= Body image law =

Laws designed to improve people's body image

Body image law is the developing area of law that, according to Dr Marilyn Bromberg of the University of Western Australia Law School and Cindy Halliwell, a law student at Deakin University, "encompasses the bills, laws and government actions (such as establishing parliamentary inquiries and creating policies) that may help to improve the body image of the general public, and particularly of young people". Among the reasons for implementing law in this area is to prevent the images of unhealthily thin women causing poor body image which can, along with other factors, lead to an eating disorder.

== Laws ==
The Israeli government passed a body image law in 2012 which became operational the following year. The law requires models to have a minimum body mass index to work and if an image was photoshopped to make the model appear thinner, it must have a warning. The warning must state that the image was modified and it must take up at least seven percent of the image. Breaches can result in a civil lawsuit.

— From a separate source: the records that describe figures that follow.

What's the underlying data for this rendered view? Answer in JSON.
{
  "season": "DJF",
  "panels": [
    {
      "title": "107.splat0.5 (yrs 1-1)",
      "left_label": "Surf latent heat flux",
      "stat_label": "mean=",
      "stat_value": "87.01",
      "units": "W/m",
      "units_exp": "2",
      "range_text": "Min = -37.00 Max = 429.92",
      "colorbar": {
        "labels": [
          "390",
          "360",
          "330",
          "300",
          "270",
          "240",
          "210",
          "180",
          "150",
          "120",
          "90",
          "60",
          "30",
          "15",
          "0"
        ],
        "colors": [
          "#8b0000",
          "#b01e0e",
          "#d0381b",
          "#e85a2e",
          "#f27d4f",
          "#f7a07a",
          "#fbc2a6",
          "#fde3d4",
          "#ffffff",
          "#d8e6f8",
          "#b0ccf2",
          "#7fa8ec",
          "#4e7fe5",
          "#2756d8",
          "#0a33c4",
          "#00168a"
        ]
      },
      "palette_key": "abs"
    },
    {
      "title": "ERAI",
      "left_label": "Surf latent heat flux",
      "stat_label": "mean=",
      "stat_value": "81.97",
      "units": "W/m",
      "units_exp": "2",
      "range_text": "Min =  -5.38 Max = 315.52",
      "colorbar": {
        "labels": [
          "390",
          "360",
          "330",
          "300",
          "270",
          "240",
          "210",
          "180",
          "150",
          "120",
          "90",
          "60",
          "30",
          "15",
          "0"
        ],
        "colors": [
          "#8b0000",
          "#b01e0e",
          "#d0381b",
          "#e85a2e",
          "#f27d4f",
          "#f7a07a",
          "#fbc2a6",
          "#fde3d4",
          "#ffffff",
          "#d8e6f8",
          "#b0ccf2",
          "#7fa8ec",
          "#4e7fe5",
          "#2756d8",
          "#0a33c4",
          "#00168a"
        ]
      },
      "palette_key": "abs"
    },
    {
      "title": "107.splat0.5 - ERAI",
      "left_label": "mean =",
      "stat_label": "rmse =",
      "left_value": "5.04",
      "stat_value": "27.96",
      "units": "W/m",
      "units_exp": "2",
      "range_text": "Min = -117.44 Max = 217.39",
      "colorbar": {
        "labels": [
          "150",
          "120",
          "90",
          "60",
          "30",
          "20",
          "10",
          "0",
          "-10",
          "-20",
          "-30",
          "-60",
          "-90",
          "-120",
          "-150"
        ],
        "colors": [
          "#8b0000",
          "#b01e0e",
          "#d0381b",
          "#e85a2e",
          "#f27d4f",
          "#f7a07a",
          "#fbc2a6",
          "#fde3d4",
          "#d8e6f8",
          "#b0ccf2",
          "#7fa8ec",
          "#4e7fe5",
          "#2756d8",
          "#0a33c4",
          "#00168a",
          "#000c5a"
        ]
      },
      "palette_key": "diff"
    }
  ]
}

The French Government passed a similar law in 2015 which came into effect in 2017. This law requires that models provide their employers with a "medical certificate, valid for up to two years, confirming their general physical well-being and the fact that they are not excessively underweight." The BMI of models older than 16 will also be taken into consideration, when determining their overall health.

In contrast to the Israeli law, breaching it attracts criminal sanctions. Additionally, any photo that has been digitally altered must be labeled as such; failure to label these photos will result in a "fine of 37,500 euros, or more than $41,000," and hiring a model without the verified medical certificate and requirements "carries a fine of €75,000 and six months in jail." The law dictates that digitally altered images must be labeled "applies only to advertising, not to editorial images in magazines or newspapers."

The Greater London Authority banned advertisements that promote unhealthy body image on Transport for London public transport in 2016. Similarly, Trondheim in Norway banned advertisements that promote unhealthy body image in public places in 2017.

The Australian Government's position in this area is that it is up to industry to solve the problem of poor body image. Likewise, the previous Labor Government created a non-binding Voluntary Industry Code of Conduct on Body Image.